You can make your very own Wells turbine in a simple way using a traffic cone, a disc of zero-angle turbine blades and a small electric motor as a dynamo. Look up ‘The Impossible Turbine’, page 477 onwards in my book The Ultimate Book of Saturday Science and you can see how to make systems like this. But if a turbine can be made to generate electricity with an air flow with crazy zero-angle turbine blades, what about a fan, a compressor, generating air flow from electricity ?

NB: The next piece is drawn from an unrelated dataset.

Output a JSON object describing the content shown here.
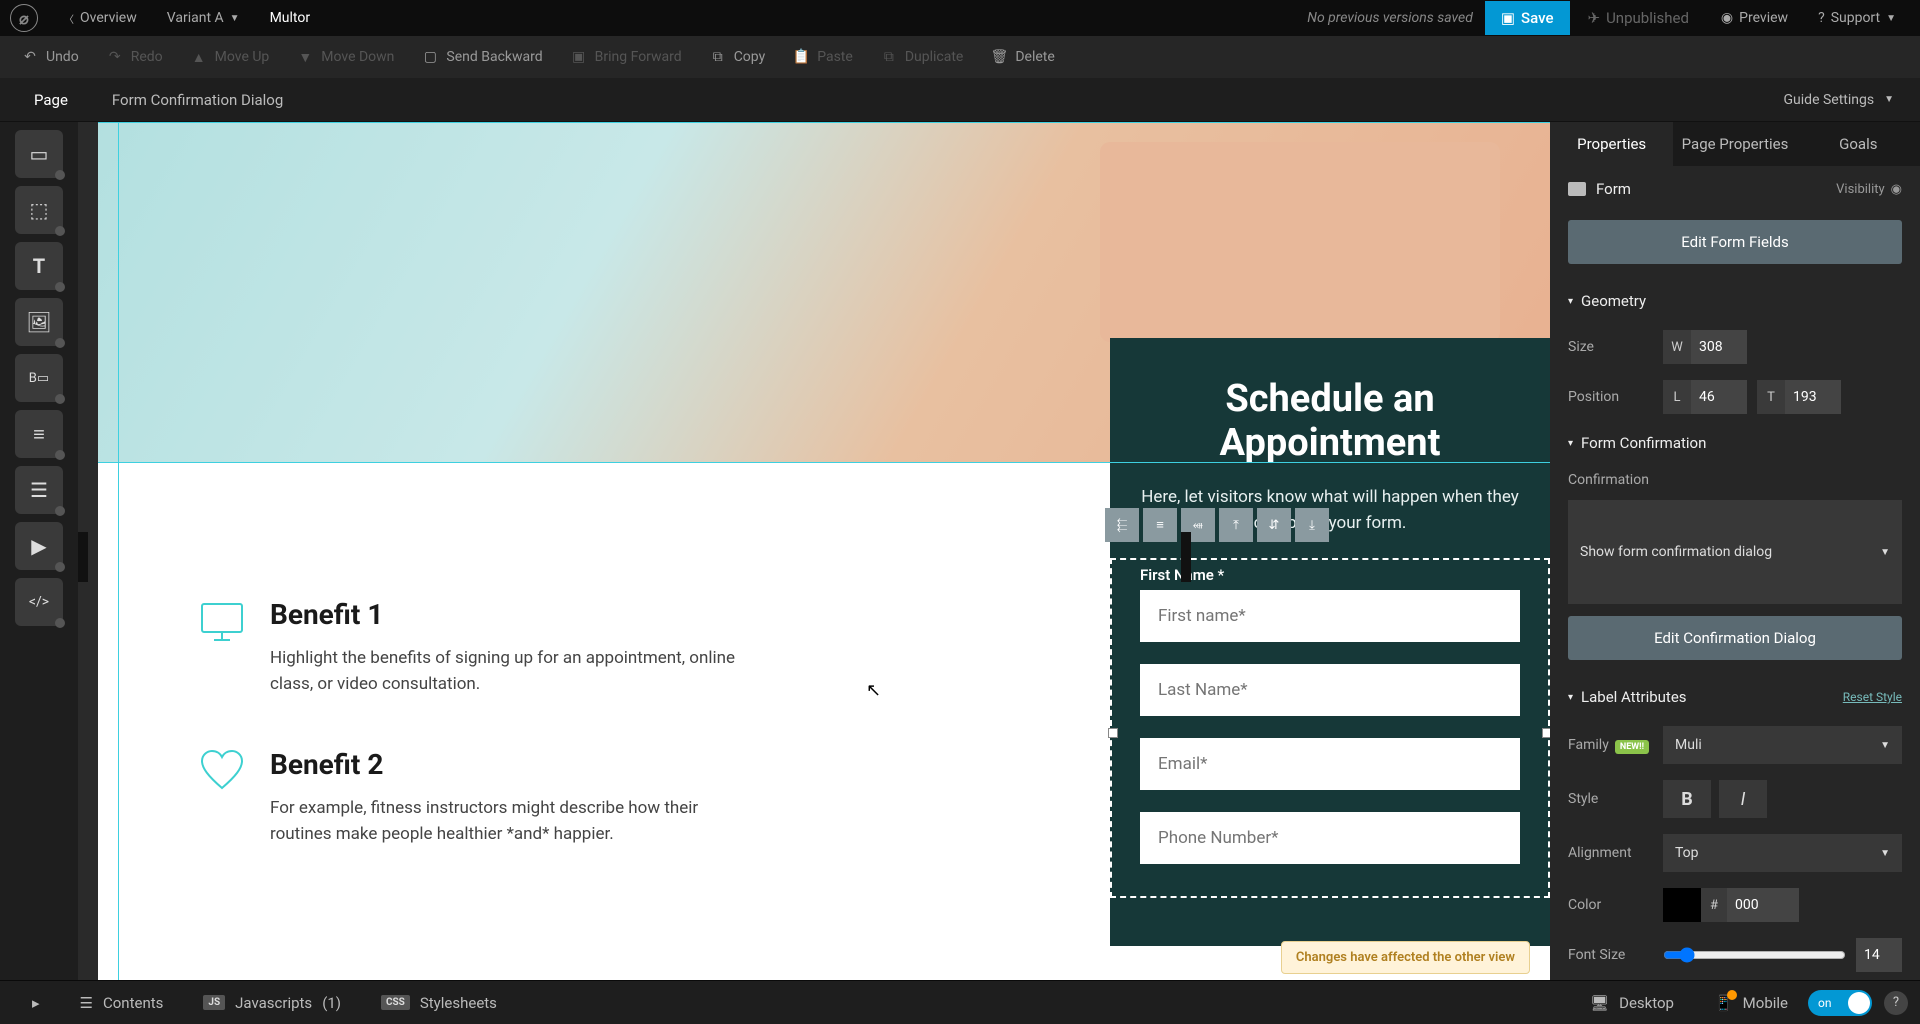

Can it be done ? More coming soon…


Alan Wells, for the Secretary of State for Energy of Her Britannic Majesty’s Government, Wave Power Apparatus, US Patent 5,191,225 (1990)

U-tube liquid piston pump

A piston pump is a very familiar concept. A cylinder-shaped piston is a tight fit and goes up and down inside a hollow cylinder, pushing gas or liquid to and fro, and, with the aid of valves, from inlet to outlet. Less familiar is the idea of using a piston of liquid inside a hollow cylinder. No less a person than Albert Einstein thought that this was a neat idea and came up with a refrigerator design which used a liquid metal (also a neat idea) as the piston going up and down inside a solid metal hollow cylinder to pump the refrigerant gas around the fridge circuit. The idea really worked, and quite a few fridges were made using the idea. Einstein moved the liquid using another neat idea, using a magnetic field to move the metal. This works, but it is rather tricky. Here we look at simply moving one side of a U-tube up and down to move the liquid up and down, and move the liquid on the other side of the U-tube up and down.